Metem as mãos na massa e também dão ordens. As mulheres na construção civil

Operárias ligadas à construção ainda são uma raridade, mas, num "setor fortemente masculinizado", há quem desafie a lógica e faça por escavar o preconceito. Cinco testemunhos que fazem sonhar com um futuro distinto.

Está uma manhã soalheira em Canidelo, freguesia de Vila Nova de Gaia colada ao mar. A cada rua, novas construções, condomínios de luxo acabados de nascer, outros que ainda vão arrancar, casas a surgir do zero, ou a meio caminho, umas tantas quase prontas, nesta zona oferta não falta (para um dado segmento endinheirado, diga-se). Numa perpendicular à praia, com vista direta para o mar, uma destas construções parece, no entanto, demarcar-se das demais.

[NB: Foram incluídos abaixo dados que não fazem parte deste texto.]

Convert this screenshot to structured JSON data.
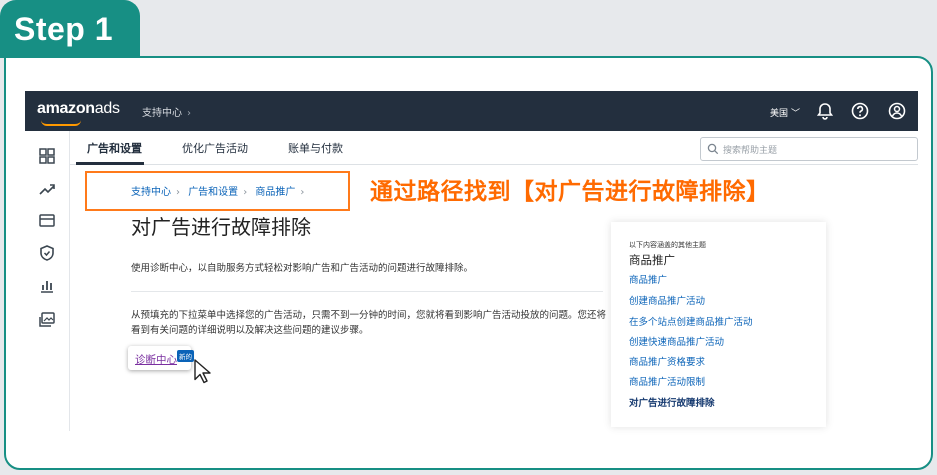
{
  "step_label": "Step 1",
  "topbar": {
    "logo_main": "amazon",
    "logo_suffix": "ads",
    "breadcrumb": "支持中心",
    "country": "美国"
  },
  "tabs": [
    {
      "label": "广告和设置",
      "active": true
    },
    {
      "label": "优化广告活动",
      "active": false
    },
    {
      "label": "账单与付款",
      "active": false
    }
  ],
  "search": {
    "placeholder": "搜索帮助主题"
  },
  "breadcrumb": [
    "支持中心",
    "广告和设置",
    "商品推广"
  ],
  "annotation": "通过路径找到【对广告进行故障排除】",
  "page": {
    "title": "对广告进行故障排除",
    "intro": "使用诊断中心，以自助服务方式轻松对影响广告和广告活动的问题进行故障排除。",
    "description": "从预填充的下拉菜单中选择您的广告活动，只需不到一分钟的时间，您就将看到影响广告活动投放的问题。您还将看到有关问题的详细说明以及解决这些问题的建议步骤。",
    "button_label": "诊断中心",
    "badge": "新的"
  },
  "related": {
    "small_label": "以下内容涵盖的其他主题",
    "heading": "商品推广",
    "links": [
      "商品推广",
      "创建商品推广活动",
      "在多个站点创建商品推广活动",
      "创建快速商品推广活动",
      "商品推广资格要求",
      "商品推广活动限制",
      "对广告进行故障排除"
    ]
  },
  "icons": {
    "top": [
      "chevron-down-icon",
      "bell-icon",
      "help-icon",
      "user-icon"
    ],
    "sidebar": [
      "dashboard-icon",
      "trend-icon",
      "wallet-icon",
      "shield-icon",
      "bar-chart-icon",
      "gallery-icon"
    ]
  },
  "colors": {
    "step_tab": "#178f84",
    "topbar": "#232f3e",
    "accent_orange": "#ff7a1a",
    "link": "#0a63b8"
  }
}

Não tanto pelo tamanho ou o estilo arquitetónico, antes porque no centro da obra, de capacete na cabeça e alicate na mão, estão duas mulheres. Camila Santana, 30 anos, e Ana Cláudia, 35, partilham o andaime e outros pontos em comum: são ambas brasileiras, de Pernambuco, vieram para Portugal a sonhar com melhores condições de vida, encontraram na construção civil a oportunidade que procuravam, juram ambas ter sido um tiro certeiro. Mesmo que este não fosse um cenário que se desenhasse à partida. “O meu pai é da área da construção e eu quando era mais nova ajudava a fazer coisas básicas, mas sempre achei que não conseguiria trabalhar na construção”, admite Camila, sorridente e despachada. Anda atarefada a prender os ferros que desembocam no topo da pilha de blocos, para que, ainda esta tarde, se possa betonar a estrutura. Ana Cláudia também. Para ela, vir parar a esta área afigurava-se um desfecho ainda mais improvável. “A minha mãe sempre fez tudo em casa, mas eu não, não tinha jeito nenhum. Achava eu. Aqui percebi que tenho.”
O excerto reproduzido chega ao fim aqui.